The Importance of Posture for Muscle & Joint Pain
Many people suffering from muscle and joint pain find little long-term relief in mainstream pain management. Pharmaceuticals work to block the pain signal or decrease inflammation, which is wonderful short-term, but in order to address long-term pain we need a long-term solution. Often, a simple yet effective strategy is to correct your posture.
Each part of the body is designed to move within a certain posture. This allows your body to perform all functions with minimal strain or risk of injury. However, when you have pain, your body automatically adjusts to compensate for this to avoid use of the affected area. If this lasts long enough, your body can adapt, maintaining this posture even after the pain has gone.
Correct posture not only ensures your body is moving the way nature intended it to, but it strengthens your core and prevents degenerative change to your joints (which can come with its own set of problems). Be mindful that correcting your posture will take time, patience, and effort. Set yourself reminders on your phone or leave notes lying around so that you stop and check in with your posture at regular intervals throughout the day, and soon it will become habit.
Top Posture Tips:
To often we don't pay any attention to how we are actually standing - we are so focused on what we have to do, or what is going on around us. Take a second to mentally scan your body to feel how you are standing. Adjust your posture as needed:
- Distribute your weight evenly between both feet
- Soften your knees rather than jamming them back into a locked position
- Tilt your hips slightly underneath yourself to avoid creating an arch in your lower back
- Roll your shoulders back and down
- Lift your chest slightly to stand up tall
- Imagine you have a string attached to the top of your head, pulling your whole posture upwards, creating a lovely straight spine
This may feel strange and silly at first, but your body will adjust and it will soon feel more normal.
Start in correct standing posture, then begin to walk. Your main focus here is to engage your core, keep your hips tilted underneath you, and imagine that string is pulling your head up from the very top. Walking with correct posture is one of the best ways to re-train your body to move correctly.

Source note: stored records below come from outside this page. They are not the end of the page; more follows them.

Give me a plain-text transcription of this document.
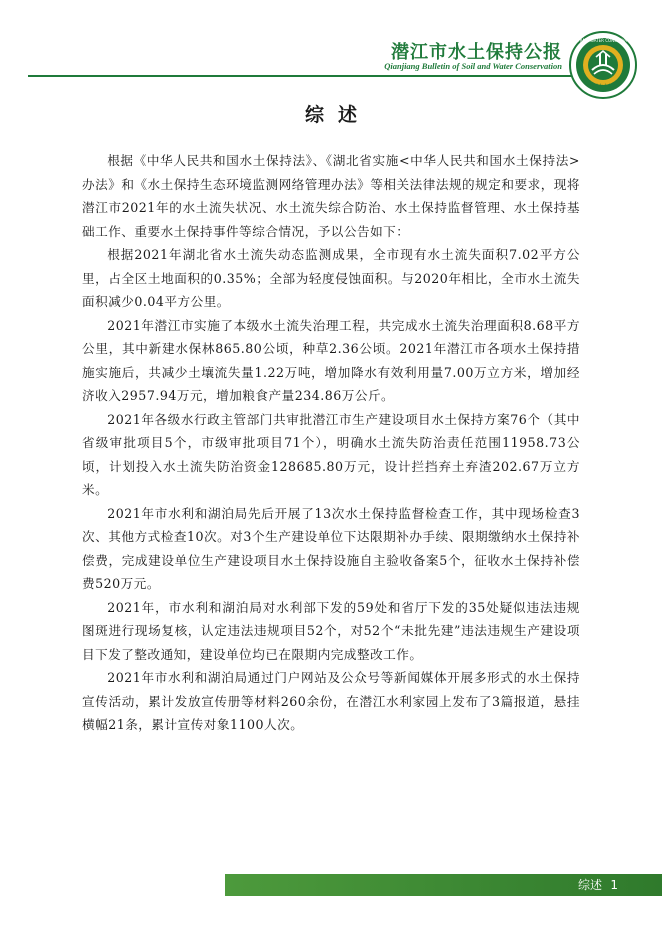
潜江市水土保持公报
Qianjiang Bulletin of Soil and Water Conservation
SOIL AND WATER CONSERVATION
中国水土保持
综述

根据《中华人民共和国水土保持法》、《湖北省实施<中华人民共和国水土保持法>办法》和《水土保持生态环境监测网络管理办法》等相关法律法规的规定和要求，现将潜江市2021年的水土流失状况、水土流失综合防治、水土保持监督管理、水土保持基础工作、重要水土保持事件等综合情况，予以公告如下：

根据2021年湖北省水土流失动态监测成果，全市现有水土流失面积7.02平方公里，占全区土地面积的0.35%；全部为轻度侵蚀面积。与2020年相比，全市水土流失面积减少0.04平方公里。

2021年潜江市实施了本级水土流失治理工程，共完成水土流失治理面积8.68平方公里，其中新建水保林865.80公顷，种草2.36公顷。2021年潜江市各项水土保持措施实施后，共减少土壤流失量1.22万吨，增加降水有效利用量7.00万立方米，增加经济收入2957.94万元，增加粮食产量234.86万公斤。

2021年各级水行政主管部门共审批潜江市生产建设项目水土保持方案76个（其中省级审批项目5个，市级审批项目71个），明确水土流失防治责任范围11958.73公顷，计划投入水土流失防治资金128685.80万元，设计拦挡弃土弃渣202.67万立方米。

2021年市水利和湖泊局先后开展了13次水土保持监督检查工作，其中现场检查3次、其他方式检查10次。对3个生产建设单位下达限期补办手续、限期缴纳水土保持补偿费，完成建设单位生产建设项目水土保持设施自主验收备案5个，征收水土保持补偿费520万元。

2021年，市水利和湖泊局对水利部下发的59处和省厅下发的35处疑似违法违规图斑进行现场复核，认定违法违规项目52个，对52个“未批先建”违法违规生产建设项目下发了整改通知，建设单位均已在限期内完成整改工作。

2021年市水利和湖泊局通过门户网站及公众号等新闻媒体开展多形式的水土保持宣传活动，累计发放宣传册等材料260余份，在潜江水利家园上发布了3篇报道，悬挂横幅21条，累计宣传对象1100人次。

综述 1
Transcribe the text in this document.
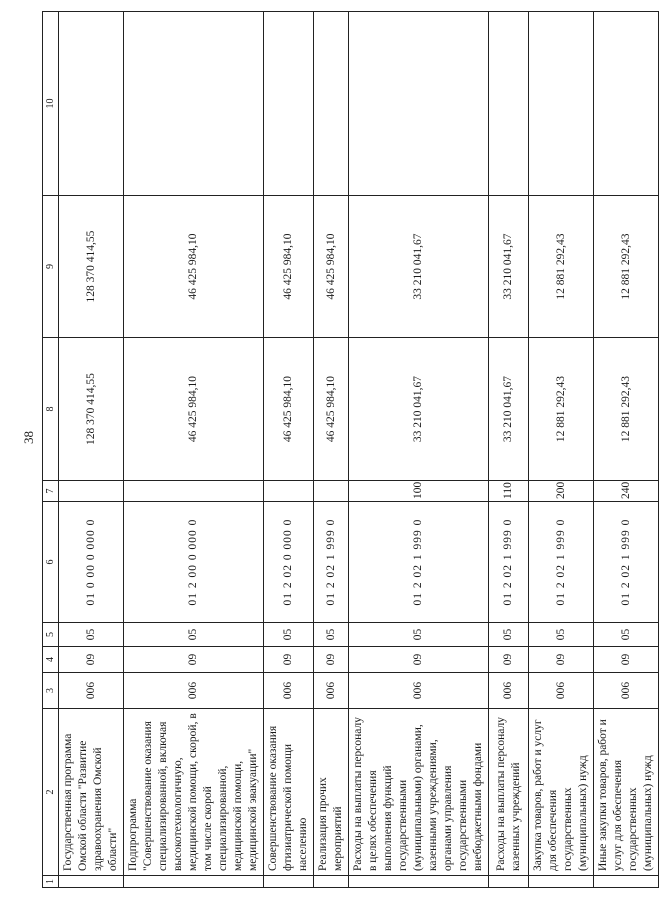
38
1	2	3	4	5	6	7	8	9	10
	Государственная программа Омской области "Развитие здравоохранения Омской области"	006	09	05	01 0 00 0 000 0		128 370 414,55	128 370 414,55	
	Подпрограмма "Совершенствование оказания специализированной, включая высокотехнологичную, медицинской помощи, скорой, в том числе скорой специализированной, медицинской помощи, медицинской эвакуации"	006	09	05	01 2 00 0 000 0		46 425 984,10	46 425 984,10	
	Совершенствование оказания фтизиатрической помощи населению	006	09	05	01 2 02 0 000 0		46 425 984,10	46 425 984,10	
	Реализация прочих мероприятий	006	09	05	01 2 02 1 999 0		46 425 984,10	46 425 984,10	
	Расходы на выплаты персоналу в целях обеспечения выполнения функций государственными (муниципальными) органами, казенными учреждениями, органами управления государственными внебюджетными фондами	006	09	05	01 2 02 1 999 0	100	33 210 041,67	33 210 041,67	
	Расходы на выплаты персоналу казенных учреждений	006	09	05	01 2 02 1 999 0	110	33 210 041,67	33 210 041,67	
	Закупка товаров, работ и услуг для обеспечения государственных (муниципальных) нужд	006	09	05	01 2 02 1 999 0	200	12 881 292,43	12 881 292,43	
	Иные закупки товаров, работ и услуг для обеспечения государственных (муниципальных) нужд	006	09	05	01 2 02 1 999 0	240	12 881 292,43	12 881 292,43	
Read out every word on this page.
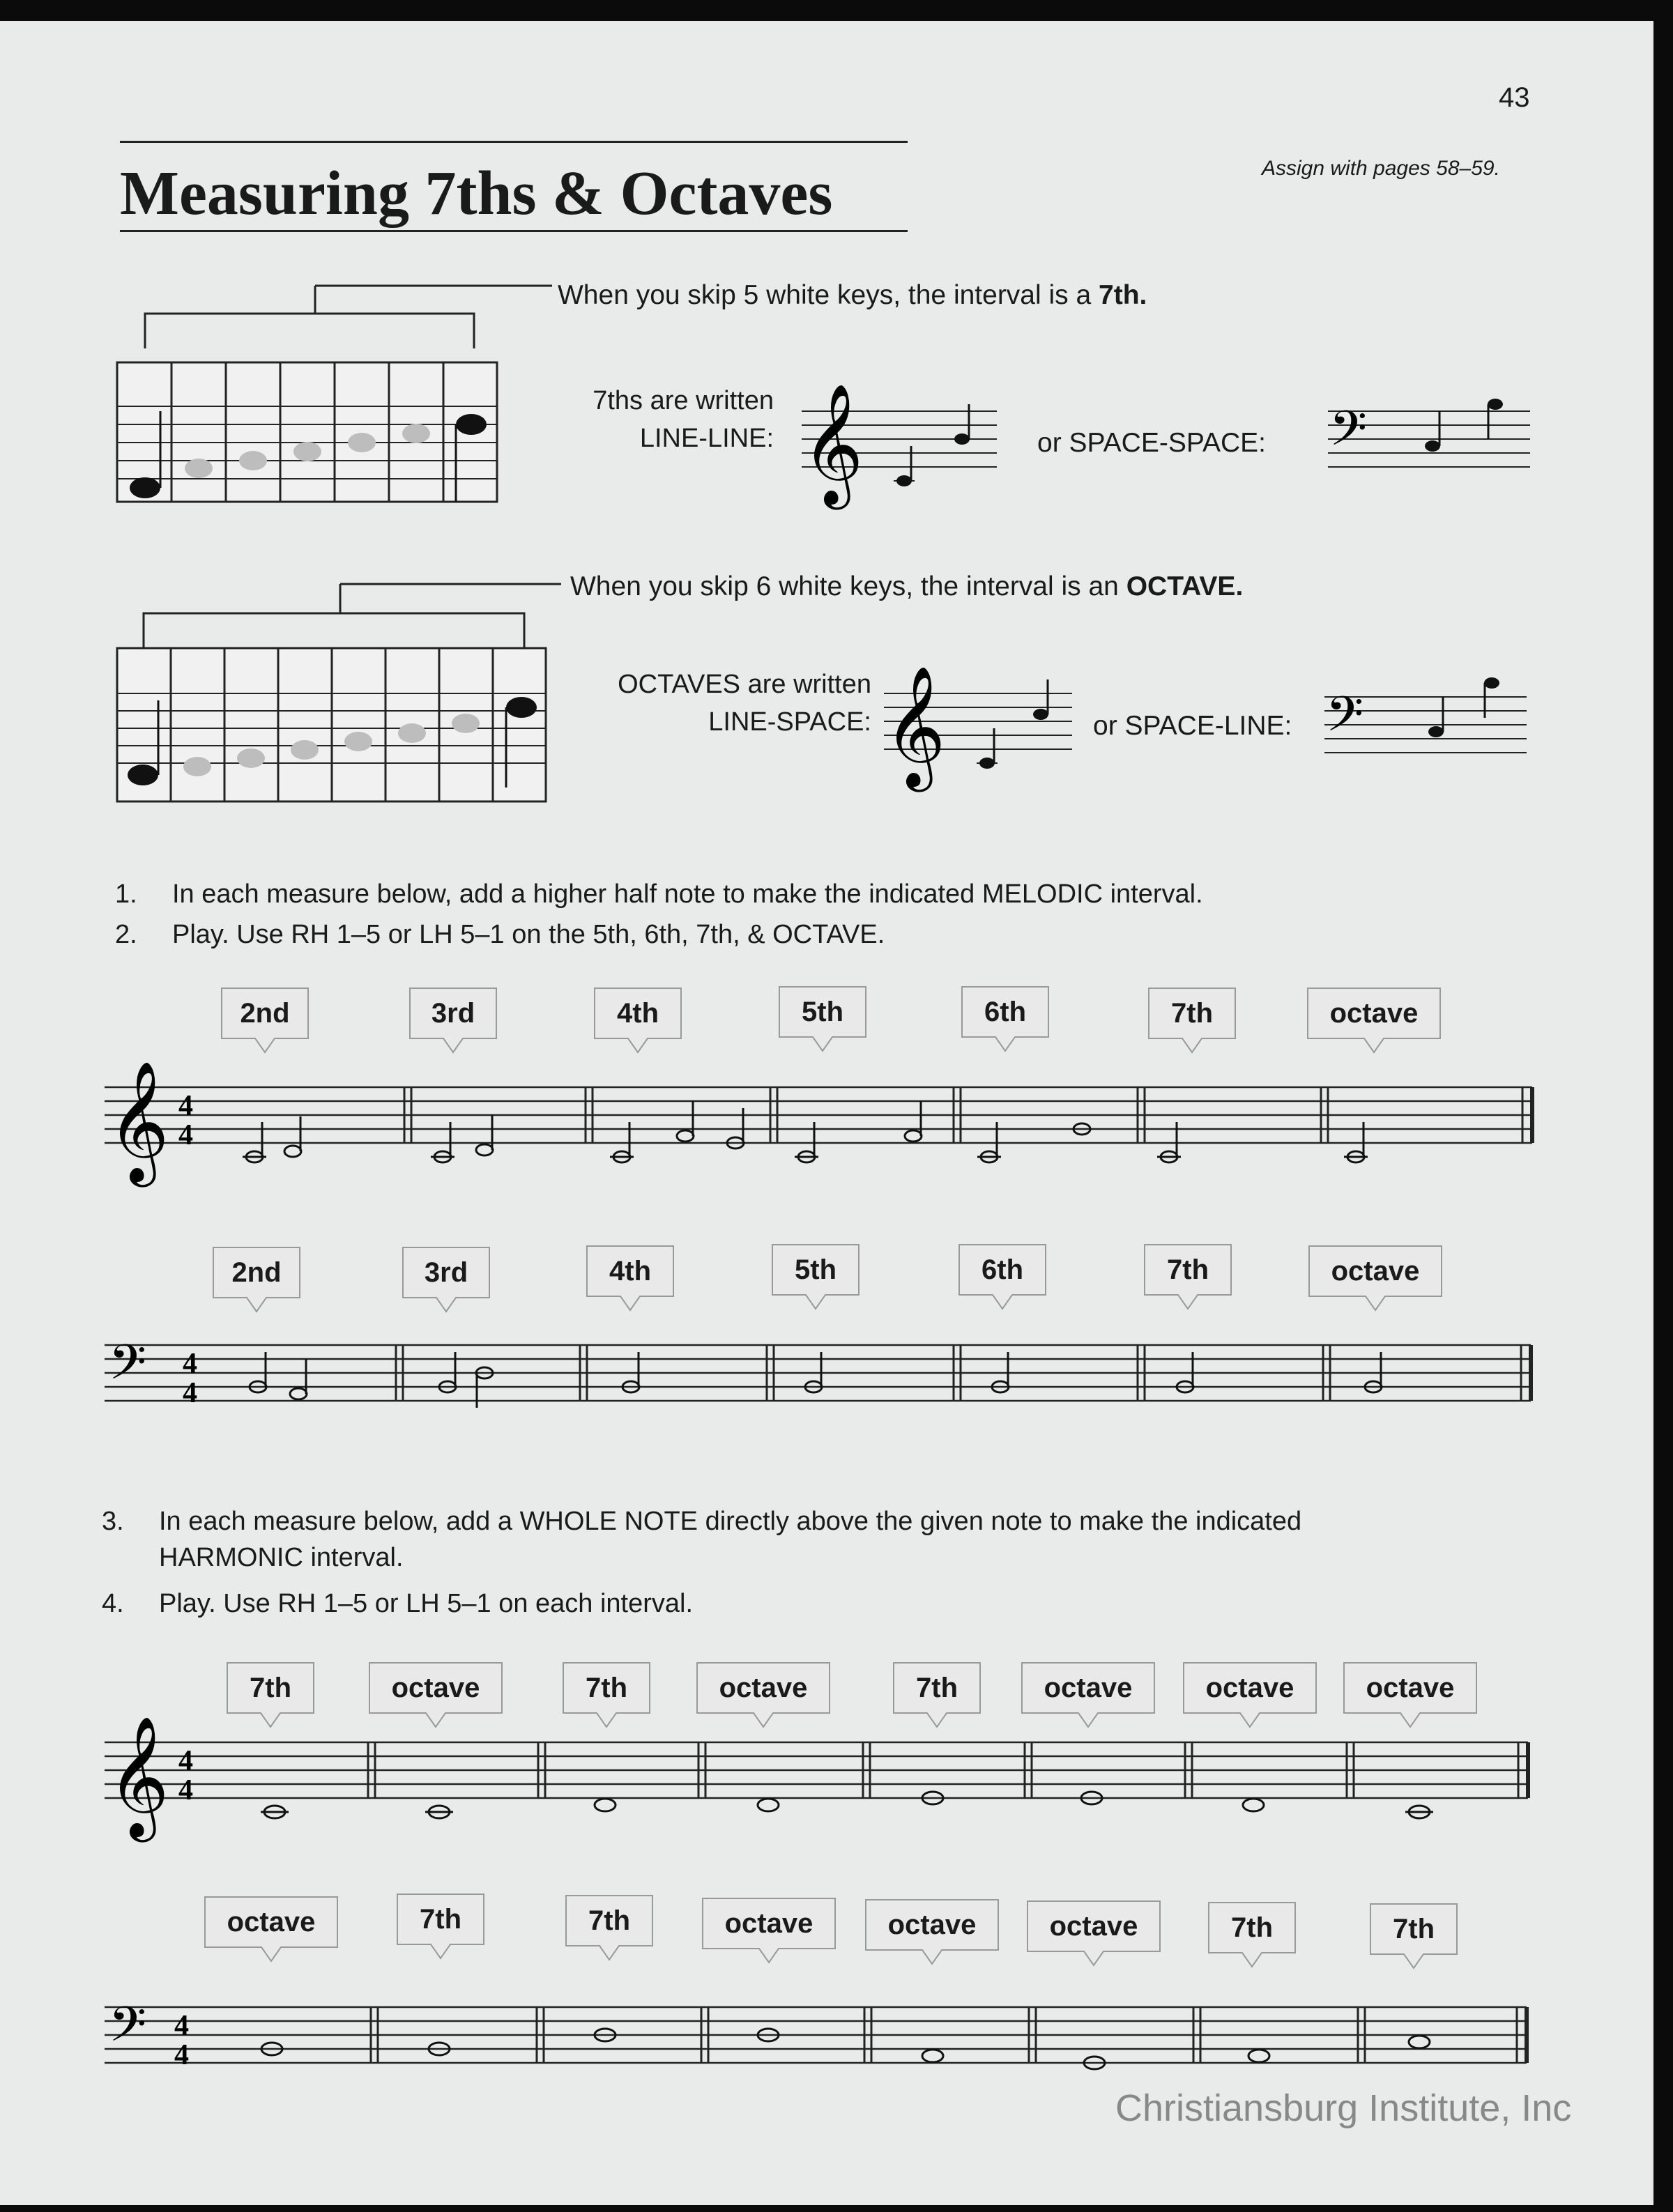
43
Assign with pages 58–59.
Measuring 7ths & Octaves
When you skip 5 white keys, the interval is a 7th.
7ths are written
LINE-LINE: 𝄞	or SPACE-SPACE: 𝄢
When you skip 6 white keys, the interval is an OCTAVE.
OCTAVES are written
LINE-SPACE: 𝄞	or SPACE-LINE: 𝄢
1. In each measure below, add a higher half note to make the indicated MELODIC interval.
2. Play. Use RH 1–5 or LH 5–1 on the 5th, 6th, 7th, & OCTAVE.
2nd	3rd	4th	5th	6th	7th	octave
𝄞 4
4
2nd	3rd	4th	5th	6th	7th	octave
𝄢 4
4
3. In each measure below, add a WHOLE NOTE directly above the given note to make the indicated
HARMONIC interval.
4. Play. Use RH 1–5 or LH 5–1 on each interval.
7th	octave	7th	octave	7th	octave	octave	octave
𝄞 4
4
octave	7th	7th	octave	octave	octave	7th	7th
𝄢 4
4
Christiansburg Institute, Inc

When You Are At Your Desk...
This is a place where many of us slouch without realizing it! Think about how your desk is set up:
- Hips should be bent to 90 degrees or more with your feet flat on the floor
- Computer monitor should be at eye level so you can sit with your head up tall, and your chin tilting neither up nor down
- Keyboard should be at a height where your shoulders are relaxed, and your forearms rest comfortably on the desk at a 90 degree or greater angle from your elbow
Sitting for long periods of time is also detrimental, so set an alarm for every hour to remind you to stand up and move around if possible (every 20-30mins is the ideal).
When You Sleep...
For back sleepers:
- Begin on your back without a pillow to align your neck properly
- Lie with your spine is straight, shoulders drawn down and relaxed, and your lower back flattened against the mattress rather than arched
- If you roll over in the night, grab your pillow to support the gap between your shoulder and jaw
For side sleepers:
- Lie with your spine straight rather than curved over
- Make sure your pillow is supporting that gap between your shoulder and jaw, so your neck isn’t straining
- Keep your head level (not tilted too high or low), and try to avoid tucking your head forward as you curl up in bed
- Stack your hips on top of each other, using a flat pillow between your knees for support if necessary so you don’t roll forward too far
Whilst you don’t really have much control over what you do in your sleep, training yourself to fall asleep with good posture is much more beneficial in the long run.
Move it or lose it!
Moving your joints through their full range of motion and using as many of your muscle groups as possible with correct posture is key to staying fit and healthy. Yoga, tai chi, Pilates, swimming, and dancing are some of the best ways to do this. Focusing on the quality of your movement (your posture) and not the number of repetitions is the most important factor here; you don’t want to be training your muscles to move in the wrong way, especially as we age.
Posture and correct movement are key in the treatment and long-term management of muscle and joint pain. Putting in the time and effort now to work on moving your body in the correct way will dramatically improve your quality of life and give you the healing tools you need to manage pain when it arises.